Paris Agreement Signed at UN Headquarters
UN Secretary-General Ban Ki-moon said the participation by so many countries, including the United States, leaves "no doubt" that the international community is determined to take climate action.
A group of 175 world leaders signed the Paris Agreement at United Nations headquarters on April 22, Earth Day, with UN Secretary-General Ban Ki-moon saying afterward that the next critical step is to ensure the agreement for global action on climate change enters into force as soon as possible. "Today is an historic day," Ban told reporters at a news conference following the opening ceremony of the signing event. "This is by far the largest number of countries ever to sign an international agreement on a single day."
He also said the participation by so many countries, including the United States, leaves "no doubt" that the international community is determined to take climate action.
Adopted in Paris by the 196 Parties to the UN Framework Convention on Climate Change at a conference in December 2015, the agreement aims to limit global temperature rise to well below 2 degrees Celsius and to strive for 1.5 degrees Celsius.

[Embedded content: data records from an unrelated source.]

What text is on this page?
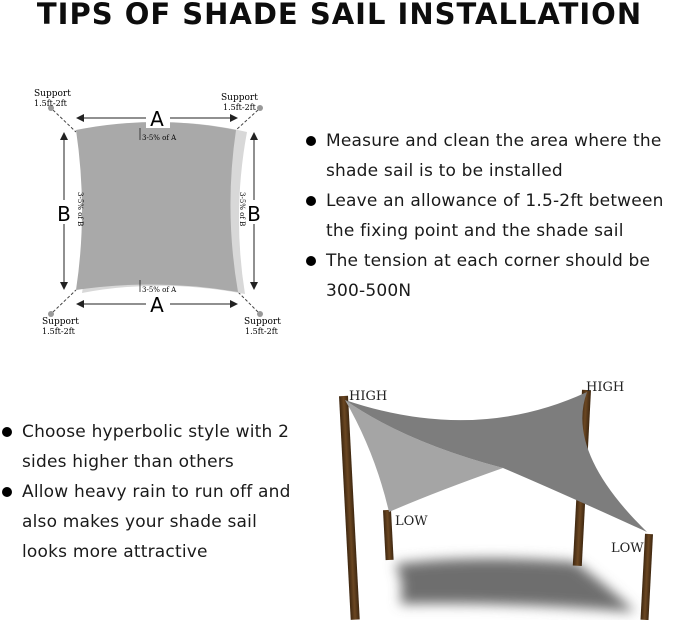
TIPS OF SHADE SAIL INSTALLATION
A
3-5% of A
A
3-5% of A
B 3-5% of B	B
3-5% of B
Support
1.5ft-2ft
Support
1.5ft-2ft
Support
1.5ft-2ft
Support
1.5ft-2ft
Measure and clean the area where the shade sail is to be installed
Leave an allowance of 1.5-2ft between the fixing point and the shade sail
The tension at each corner should be 300-500N
Choose hyperbolic style with 2 sides higher than others
Allow heavy rain to run off and also makes your shade sail looks more attractive
HIGH
HIGH
LOW
LOW
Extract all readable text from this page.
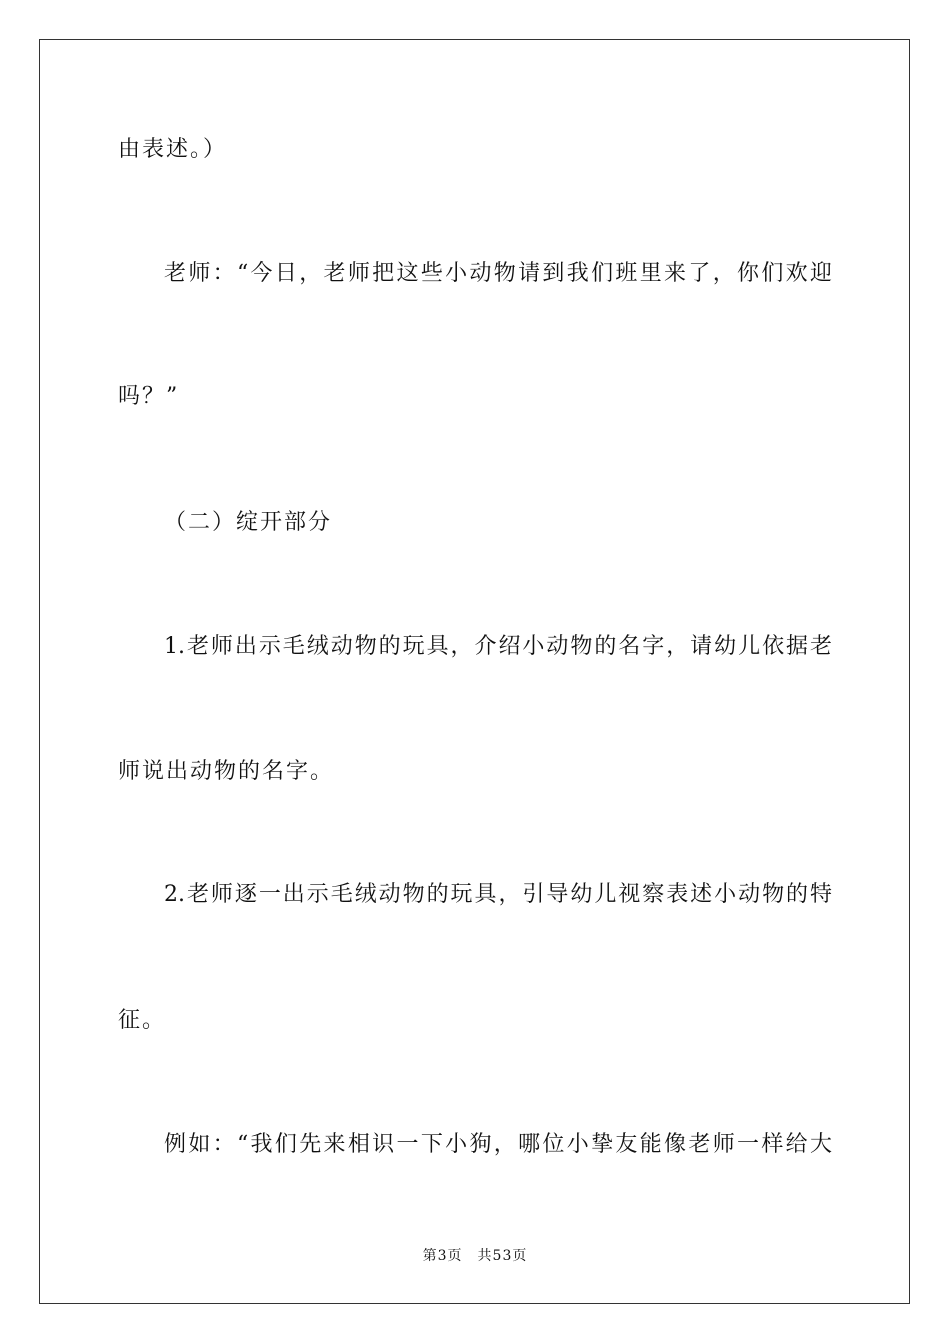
由表述。）
老师：“今日，老师把这些小动物请到我们班里来了，你们欢迎
吗？”
（二）绽开部分
1.老师出示毛绒动物的玩具，介绍小动物的名字，请幼儿依据老
师说出动物的名字。
2.老师逐一出示毛绒动物的玩具，引导幼儿视察表述小动物的特
征。
例如：“我们先来相识一下小狗，哪位小挚友能像老师一样给大
第3页　共53页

It will enter into force 30 days after at least 55 countries, accounting for 55 per cent of global greenhouse gas emissions, deposit their instruments of ratification.
"If all the countries that have signed today take the next step at the national level and join the agreement, the world will have met the requirement needed for the Paris Agreement to enter into force," Ban said, adding that 15 countries have deposited their instruments for ratification. They include Barbados, Belize, Fiji, Grenada, Maldives, Samoa, Somalia, and Tuvalu.